“I’ve sometimes wondered whether Copeland shouldn’t be saved—a good subject for experiment, at least. To demonstrate that we have the courage of our convictions we must take a hard nut to crack. Queer thing, that religious effort, as we now see it, is directed solely to the poor and needy—the down-and-outers. Take a man of the day laborer type, the sort that casually beats his wife for recreation: gets clear down in the gutter, and the Salvation Army tackles his case—sets him up again; good work! Great institution—the Army. But you take the men who belong to clubs and eat course dinners; they don’t beat their wives—only say unpleasant things to them when the bills run too high; when such fellows get restless, absorb too much drink, neglect business, begin seeing their bankers in the back room—where’s your man, society, agency, to put the necessary hand on that particular shoulder? What we do, Amidon, when we see such a chap turning up Monday morning with a hang-over from Saturday night, is to remark, ‘Too bad about Tom’—or ‘Dick’ or ‘Harry’—and then go to the club and order a cocktail. That’s how we meet our reciprocal obligations!”

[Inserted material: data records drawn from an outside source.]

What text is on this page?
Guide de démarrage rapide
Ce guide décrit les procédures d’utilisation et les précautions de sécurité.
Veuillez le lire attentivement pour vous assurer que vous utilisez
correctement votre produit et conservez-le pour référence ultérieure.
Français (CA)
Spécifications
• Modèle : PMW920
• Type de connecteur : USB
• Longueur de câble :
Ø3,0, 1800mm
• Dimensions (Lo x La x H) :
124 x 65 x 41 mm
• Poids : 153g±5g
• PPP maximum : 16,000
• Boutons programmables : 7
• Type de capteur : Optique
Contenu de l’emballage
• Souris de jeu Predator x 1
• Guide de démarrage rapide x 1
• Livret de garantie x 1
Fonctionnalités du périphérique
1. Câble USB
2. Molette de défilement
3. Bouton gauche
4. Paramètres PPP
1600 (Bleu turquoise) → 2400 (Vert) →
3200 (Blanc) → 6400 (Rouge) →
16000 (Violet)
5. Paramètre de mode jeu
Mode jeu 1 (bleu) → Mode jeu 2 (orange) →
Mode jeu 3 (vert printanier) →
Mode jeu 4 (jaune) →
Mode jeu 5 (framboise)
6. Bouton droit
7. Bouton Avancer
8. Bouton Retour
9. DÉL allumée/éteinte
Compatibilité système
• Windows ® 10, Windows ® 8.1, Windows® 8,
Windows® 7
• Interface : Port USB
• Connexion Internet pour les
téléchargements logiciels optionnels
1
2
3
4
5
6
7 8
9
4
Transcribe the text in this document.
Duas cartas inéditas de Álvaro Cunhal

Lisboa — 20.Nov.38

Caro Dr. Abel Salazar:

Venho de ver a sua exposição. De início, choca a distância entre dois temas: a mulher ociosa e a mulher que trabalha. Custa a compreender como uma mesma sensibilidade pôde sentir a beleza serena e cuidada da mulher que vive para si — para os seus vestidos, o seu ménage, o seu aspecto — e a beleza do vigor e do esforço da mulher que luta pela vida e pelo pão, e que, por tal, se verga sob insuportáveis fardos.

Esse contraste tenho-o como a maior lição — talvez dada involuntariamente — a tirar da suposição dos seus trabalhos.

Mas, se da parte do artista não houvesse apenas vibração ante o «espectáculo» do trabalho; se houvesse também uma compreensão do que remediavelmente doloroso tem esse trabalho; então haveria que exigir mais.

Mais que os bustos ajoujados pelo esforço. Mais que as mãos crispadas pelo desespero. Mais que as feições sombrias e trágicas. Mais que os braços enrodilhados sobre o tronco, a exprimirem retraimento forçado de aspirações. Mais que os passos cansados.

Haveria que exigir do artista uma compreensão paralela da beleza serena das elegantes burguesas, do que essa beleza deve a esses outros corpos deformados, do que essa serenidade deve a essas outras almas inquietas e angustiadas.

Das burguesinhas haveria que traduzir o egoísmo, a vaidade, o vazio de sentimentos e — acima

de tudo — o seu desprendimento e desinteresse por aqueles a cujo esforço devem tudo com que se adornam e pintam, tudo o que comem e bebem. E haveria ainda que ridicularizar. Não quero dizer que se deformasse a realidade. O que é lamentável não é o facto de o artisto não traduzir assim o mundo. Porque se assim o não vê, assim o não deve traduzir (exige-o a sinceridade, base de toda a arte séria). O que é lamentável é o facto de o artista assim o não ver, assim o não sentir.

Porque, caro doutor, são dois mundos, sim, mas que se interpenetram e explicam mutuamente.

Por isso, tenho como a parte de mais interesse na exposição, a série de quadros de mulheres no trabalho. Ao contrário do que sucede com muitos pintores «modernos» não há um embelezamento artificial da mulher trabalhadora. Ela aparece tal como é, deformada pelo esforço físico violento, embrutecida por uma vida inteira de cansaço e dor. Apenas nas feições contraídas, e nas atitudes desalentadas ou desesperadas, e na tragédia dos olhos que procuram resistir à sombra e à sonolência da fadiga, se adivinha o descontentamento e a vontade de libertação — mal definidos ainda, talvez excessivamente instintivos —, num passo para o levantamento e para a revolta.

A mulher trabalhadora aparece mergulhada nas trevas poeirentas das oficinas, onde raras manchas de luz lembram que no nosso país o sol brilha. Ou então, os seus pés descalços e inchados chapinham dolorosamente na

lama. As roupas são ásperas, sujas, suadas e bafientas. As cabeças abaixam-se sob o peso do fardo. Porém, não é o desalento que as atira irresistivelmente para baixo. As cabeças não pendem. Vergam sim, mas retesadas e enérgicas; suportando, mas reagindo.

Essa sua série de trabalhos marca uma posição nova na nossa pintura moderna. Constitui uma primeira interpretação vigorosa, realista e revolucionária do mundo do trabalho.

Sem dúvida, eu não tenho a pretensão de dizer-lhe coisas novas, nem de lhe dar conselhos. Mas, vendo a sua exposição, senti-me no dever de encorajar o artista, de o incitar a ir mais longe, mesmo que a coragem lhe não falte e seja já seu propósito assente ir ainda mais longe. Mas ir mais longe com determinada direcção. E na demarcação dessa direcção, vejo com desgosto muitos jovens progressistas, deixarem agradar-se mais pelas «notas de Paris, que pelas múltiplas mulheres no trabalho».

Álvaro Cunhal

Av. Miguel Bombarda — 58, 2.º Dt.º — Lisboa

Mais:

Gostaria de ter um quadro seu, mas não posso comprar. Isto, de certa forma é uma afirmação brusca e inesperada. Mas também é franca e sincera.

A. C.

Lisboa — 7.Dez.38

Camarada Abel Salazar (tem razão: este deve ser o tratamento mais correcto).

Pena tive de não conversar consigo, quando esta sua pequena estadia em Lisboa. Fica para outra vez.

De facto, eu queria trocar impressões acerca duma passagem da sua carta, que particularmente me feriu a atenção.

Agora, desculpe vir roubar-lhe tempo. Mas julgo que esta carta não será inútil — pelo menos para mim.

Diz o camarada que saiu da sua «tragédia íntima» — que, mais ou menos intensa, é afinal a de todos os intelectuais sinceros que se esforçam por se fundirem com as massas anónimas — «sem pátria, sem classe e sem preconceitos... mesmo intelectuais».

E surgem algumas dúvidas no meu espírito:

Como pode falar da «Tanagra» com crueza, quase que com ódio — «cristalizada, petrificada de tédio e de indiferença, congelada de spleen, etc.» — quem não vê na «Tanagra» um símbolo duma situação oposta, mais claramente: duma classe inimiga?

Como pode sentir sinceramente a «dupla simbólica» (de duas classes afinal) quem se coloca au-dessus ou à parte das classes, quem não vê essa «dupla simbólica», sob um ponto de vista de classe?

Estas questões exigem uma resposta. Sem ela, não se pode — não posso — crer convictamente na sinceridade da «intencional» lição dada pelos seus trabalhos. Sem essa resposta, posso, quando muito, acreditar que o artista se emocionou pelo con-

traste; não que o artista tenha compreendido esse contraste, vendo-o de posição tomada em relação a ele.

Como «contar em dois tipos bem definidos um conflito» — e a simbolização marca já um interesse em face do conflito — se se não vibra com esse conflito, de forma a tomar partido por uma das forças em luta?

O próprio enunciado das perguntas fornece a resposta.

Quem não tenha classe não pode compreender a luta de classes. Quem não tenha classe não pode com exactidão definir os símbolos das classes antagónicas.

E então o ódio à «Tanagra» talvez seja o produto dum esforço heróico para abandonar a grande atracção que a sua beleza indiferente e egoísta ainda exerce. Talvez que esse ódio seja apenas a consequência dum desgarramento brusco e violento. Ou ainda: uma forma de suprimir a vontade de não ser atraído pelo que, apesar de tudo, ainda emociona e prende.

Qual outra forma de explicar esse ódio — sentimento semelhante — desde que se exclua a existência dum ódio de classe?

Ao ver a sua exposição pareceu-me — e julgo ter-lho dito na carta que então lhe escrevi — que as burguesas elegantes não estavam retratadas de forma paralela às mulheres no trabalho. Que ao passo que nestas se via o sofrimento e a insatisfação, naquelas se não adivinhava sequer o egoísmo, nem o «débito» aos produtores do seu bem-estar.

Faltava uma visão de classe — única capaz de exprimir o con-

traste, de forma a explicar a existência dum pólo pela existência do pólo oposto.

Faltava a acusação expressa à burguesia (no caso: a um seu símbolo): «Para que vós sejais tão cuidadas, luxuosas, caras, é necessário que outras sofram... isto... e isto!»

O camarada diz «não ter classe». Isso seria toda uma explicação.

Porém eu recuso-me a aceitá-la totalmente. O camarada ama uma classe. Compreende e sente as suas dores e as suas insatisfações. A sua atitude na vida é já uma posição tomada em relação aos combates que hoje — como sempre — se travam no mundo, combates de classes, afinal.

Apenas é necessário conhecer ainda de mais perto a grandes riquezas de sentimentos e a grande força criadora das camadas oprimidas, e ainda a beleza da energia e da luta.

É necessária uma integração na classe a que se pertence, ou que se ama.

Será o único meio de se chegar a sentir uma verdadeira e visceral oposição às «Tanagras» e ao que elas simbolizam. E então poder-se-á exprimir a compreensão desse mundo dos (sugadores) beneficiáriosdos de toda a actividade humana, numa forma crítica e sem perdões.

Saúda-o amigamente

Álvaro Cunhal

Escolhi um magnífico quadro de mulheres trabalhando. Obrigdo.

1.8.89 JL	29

There seemed nothing that Amidon could add to this; but plainly it was “Billy” Copeland, who was in Eaton’s mind, and no imaginary Tom, Dick, or Harry; so he ventured to remark:—
“Well, I guess the boss hasn’t let go yet; he’ll pull up. He’s the best man on the street to work for—when you can feel you are working for him.”
“Pleasanter to work for a boss than the boss’s creditors, of course. And minor stockholders sometimes get anxious and cause trouble.”
These utterances were like important memoranda jotted down on the margin of a page whose text is of little value in itself. Amidon stared blankly.
“Well, I don’t know about that; I guess the house has always made money. We do more business than any other drug house in the State.”
“An excellent business, of course. And we’d imagine that a man falling heir to it would take pride in holding on to it. But if he doesn’t, somebody else will take the job. I’ve seen the signs change on a good many business houses in my day. Your boss has taken several little flyers on the outside since his father died; he’s rather fascinated with the idea of being vice-president of new concerns: minor trust companies, doubtful manufacturing schemes, and that sort of thing. All this is entirely in confidence; I’m using you as an incentive to thought. Kindly consider that my reflections are all inter nos. That murder business got us started—but of course, it hasn’t anything to do with your boss. It had occurred to me, though, that both you and I may have certain reciprocal obligations in some of these matters we have touched on. One never can tell where the opportunity to serve—to lay that friendly hand on a particular shoulder—may present itself!”
During a rather long silence Amidon pondered this, wholly mystified as to just what he or John Cecil Eaton had to do with the affairs of William B. Copeland, a gentleman whose shoulder did not, on the instant, seem to present itself as a likely object for the laying on of hands. But Eaton was saying:—
“Coming to the matter of outside investments, there’s Kinney’s ivory cement. The Kinney Manufacturing Company’s a client of mine, and it wouldn’t be proper for me to express an opinion even to you, Amidon, on the stability of its patents.”
“Well,” said Amidon, “everybody thinks Kinney’s making all the money there is; he’d have to, to put as much jam on his bread as he’s spreading. I meet his road men now and then, and they sob because they can’t fill orders. They’re not looking for new business; they’re shaking hands with the customers they’ve already got and telling ’em to sit at the freight house until the factory catches up with orders. And before he hit that cement, Kinney was bookkeeper in a brickyard!”